How are C ++ atom operations implemented internally

Why can't the load part of the RMW atomic command pass the previous memory to an unused location in the TSO (x86) memory consistency model? - Memory, CPU, Atom, CPU architecture, instructions

The x86 architecture is known to not implement a sequential consistency memory model due to the use of write buffers so that memory-> load re-ordering can take place (later loads can be performed while the earlier memories are still in write buffers, the wait for the L1 cache to be committed).

In the An Introduction to Storage Consistency and Coherence information on Read-Modify-Write (RMW) operations, see the Total Store Order (TSO) storage consistency model (which is said to be very similar to x86):

... we are considering the RMW as a cargo, immediately followed by a deal. The load part of Der RMW cannot forward previous loads due to the TSO's order rules. At first it might turn out that the loading part of the RMW could pass previous memory in the write buffer, but this is not allowed. Whether the loading part of the RMW passes an earlier store, then the store. A part of the RMW would also have to pass through the earlier store because the RMW is an atomic pair. But since stores are not allowed to pass each other in the TSO, the loading part of the RMW does not pass an earlier store either.

Ok, the atomic operation must be atomic, i.e. the location that RMW is accessing cannot be accessed by any other threads / cores during the RMW operation. However, if the earlier storage is going through some of the atomic process, it is not related to the location that RMW accesses the following statements (in pseudocode):

The first memory becomes the write buffer and waits for its turn. In the meantime, the atomic operation loads the value from another location (also in a different cache line), passes the first memory, and adds the next memory into the write buffer after the first. In the global storage order we see the following order:

Load (part of the atom) -> Save (ordinal) -> Save (part of the atom)

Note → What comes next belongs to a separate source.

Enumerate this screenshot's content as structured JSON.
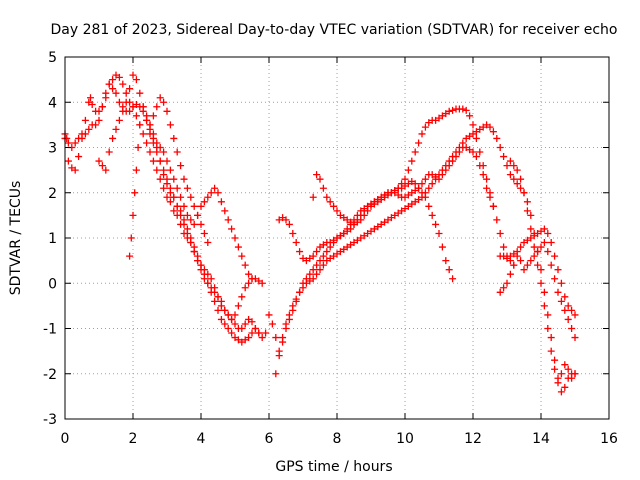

Yes, it may not be the best solution from the performance point of view as we need to keep the cache line read-write for the atomic operation until all previous memories are committed from the write buffer, but Performance aside, there are violations of the TSO storage consistency model if we allow the load portion of the RMW operation to pass the earlier storages to unused locations?

Reply:

4 for the answer № 1

You could ask the same question about each store + charging pair at different addresses: the charging can be carried out earlier internally than in the older store because the order is not correct. In X86 this would be allowed because:

Loads can be rearranged with older stores in different locations, but not with older stores in the same location

(Source: Whitepaper on ordering Intel 64 architecture memory)

In your example, however, the lock lock would prevent this because (from the same rule set):

Blocked instructions have a total order

This means that the lock would enforce a memory barrier, like a mfence (and in fact some compilers use a locked operation as a fence). This will normally cause the CPU to stop executing the load until the memory buffer is empty, forcing the memory to execute first.